I swear - it's like I'm in high school again. Check out the email I got on Sunday:
Hello my name is XXX and Im in the running for the last contestant on Mtv's the Real World. The competition is online voting and I was wondering if you knew anything about autovoters. Some of the contestants are using them and I would really like one to use. I just have no idea how to use them. If you could make me one that was be fantastic. We could come to some sort of agreement. The site is http://www.realworldcasting.comMy personal site is XXX
Please let me know! Thanks!
I'm hiding the name and his personal URL as I'm going to assume that maybe he is just worried about others beating him unfairly and he is just resorting to cheating as a last measure (although I will ping MTV - who wants to bet that I'll actually hear back). With that in mind though - it does bring up a good topic - securing online voting.

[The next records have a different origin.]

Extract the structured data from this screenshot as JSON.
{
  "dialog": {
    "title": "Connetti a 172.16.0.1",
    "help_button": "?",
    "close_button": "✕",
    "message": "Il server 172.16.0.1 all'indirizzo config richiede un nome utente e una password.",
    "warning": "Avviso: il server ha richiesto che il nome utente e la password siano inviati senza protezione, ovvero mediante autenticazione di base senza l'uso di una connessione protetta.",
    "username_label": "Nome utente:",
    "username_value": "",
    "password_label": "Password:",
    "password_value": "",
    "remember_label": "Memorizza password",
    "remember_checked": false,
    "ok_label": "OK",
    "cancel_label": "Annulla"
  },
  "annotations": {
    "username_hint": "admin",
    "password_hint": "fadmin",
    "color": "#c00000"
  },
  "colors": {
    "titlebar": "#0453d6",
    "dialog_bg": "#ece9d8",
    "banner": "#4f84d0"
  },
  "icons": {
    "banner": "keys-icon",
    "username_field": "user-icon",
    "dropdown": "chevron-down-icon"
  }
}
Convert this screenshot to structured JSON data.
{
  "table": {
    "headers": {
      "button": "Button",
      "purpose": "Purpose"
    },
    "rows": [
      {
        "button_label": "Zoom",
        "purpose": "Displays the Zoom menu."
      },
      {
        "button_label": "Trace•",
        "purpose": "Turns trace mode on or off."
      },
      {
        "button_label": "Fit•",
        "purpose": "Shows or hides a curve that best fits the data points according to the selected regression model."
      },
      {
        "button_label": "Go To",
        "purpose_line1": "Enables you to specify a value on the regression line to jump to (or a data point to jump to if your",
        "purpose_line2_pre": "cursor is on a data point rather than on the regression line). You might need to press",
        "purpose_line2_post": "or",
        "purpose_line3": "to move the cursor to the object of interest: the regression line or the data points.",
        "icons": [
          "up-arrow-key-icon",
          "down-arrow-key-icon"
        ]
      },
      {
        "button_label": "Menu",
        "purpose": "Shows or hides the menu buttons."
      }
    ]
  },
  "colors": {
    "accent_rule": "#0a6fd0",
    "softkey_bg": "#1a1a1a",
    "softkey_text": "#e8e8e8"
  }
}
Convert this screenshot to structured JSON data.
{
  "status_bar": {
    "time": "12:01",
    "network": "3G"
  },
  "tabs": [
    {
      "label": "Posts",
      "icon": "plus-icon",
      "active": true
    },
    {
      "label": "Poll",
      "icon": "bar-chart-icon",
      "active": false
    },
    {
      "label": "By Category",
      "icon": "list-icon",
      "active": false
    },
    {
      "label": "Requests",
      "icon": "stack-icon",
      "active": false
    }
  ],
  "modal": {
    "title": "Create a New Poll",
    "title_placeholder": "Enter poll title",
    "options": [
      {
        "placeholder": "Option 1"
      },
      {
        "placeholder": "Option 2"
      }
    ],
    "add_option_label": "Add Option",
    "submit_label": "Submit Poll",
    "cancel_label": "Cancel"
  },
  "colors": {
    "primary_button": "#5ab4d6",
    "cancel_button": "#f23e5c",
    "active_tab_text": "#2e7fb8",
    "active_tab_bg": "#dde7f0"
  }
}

I'm pretty sure I've covered this in other blog posts, and I know its a common question. How would you prevent against auto-posting? About the only solution I know of would to be both a) require a unique email address for the vote and b) follow up with a confirmation link to finalize the vote.
One problem with this approach though is that it isn't terribly hard to generate fake email addresses. At gmail you can just add a -XXX to your address to add a new unique email address. If I were building such a voting system I'd add a rule just for gmail.
Another problem is that a lot of people probably won't bother to reply to a confirmation link. I'd be willing to bet you would lose close to half of the votes. Of course, that will be evenly distributed amongst all votes probably.
p.s. What we really need is a "Real World CF". Can you imagine a bunch of us ColdFusion bloggers in one house?!?!